We know that the we can convert the angle of the functions as:
\[\cos \dfrac{{5\pi }}{8} = \cos \left( {\pi - \dfrac{{3\pi }}{8}} \right)\]
\[\cos \dfrac{{7\pi }}{8} = \cos \left( {\pi - \dfrac{\pi }{8}} \right)\]
As, we know that the value of the cosine function is negative in the second quadrant, so we can write it as:
\[\cos \dfrac{{5\pi }}{8} = - \cos \left( {\dfrac{{3\pi }}{8}} \right)\]

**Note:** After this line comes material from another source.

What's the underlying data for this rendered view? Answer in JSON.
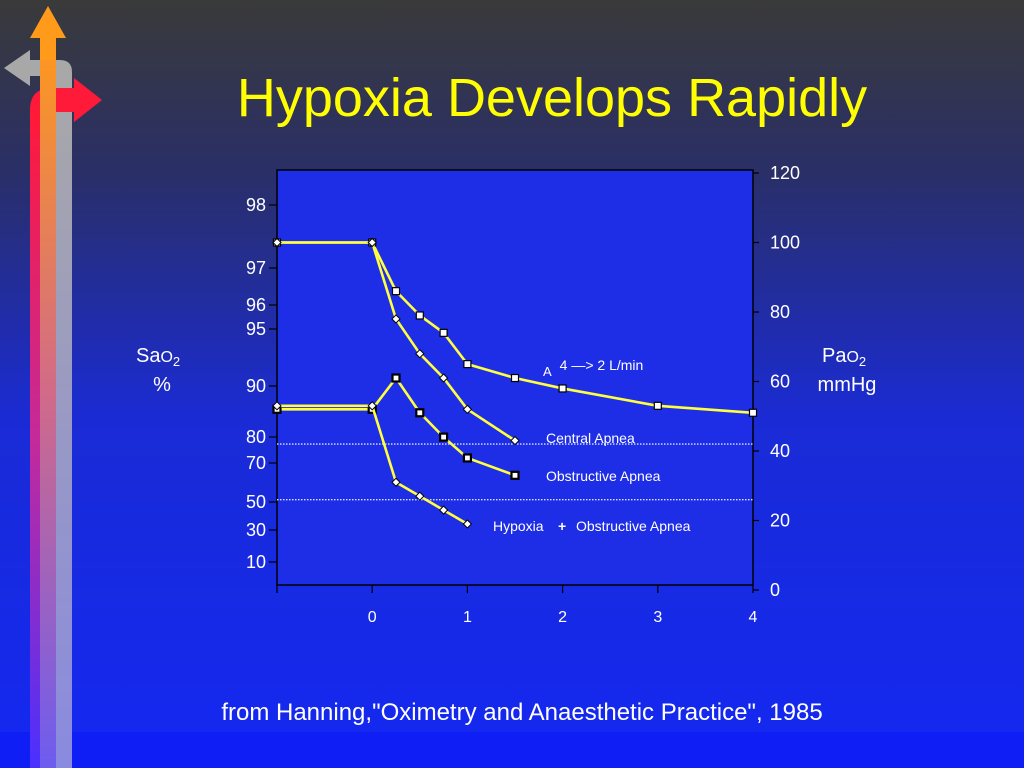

\[\cos \dfrac{{7\pi }}{8} = - \cos \left( {\dfrac{\pi }{8}} \right)\]
Now, substituting the values in the expression we get
\[\left( {1 + \cos \dfrac{\pi }{8}} \right)\left( {1 + \cos \dfrac{{3\pi }}{8}} \right)\left( {1 + \cos \dfrac{{5\pi }}{8}} \right)\left( {1 + \cos \dfrac{{7\pi }}{8}} \right) = \left( {1 + \cos \dfrac{\pi }{8}} \right)\left( {1 + \cos \dfrac{{3\pi }}{8}} \right)\left( {1 - \cos \dfrac{{3\pi }}{8}} \right)\left( {1 - \cos \dfrac{\pi }{8}} \right)\]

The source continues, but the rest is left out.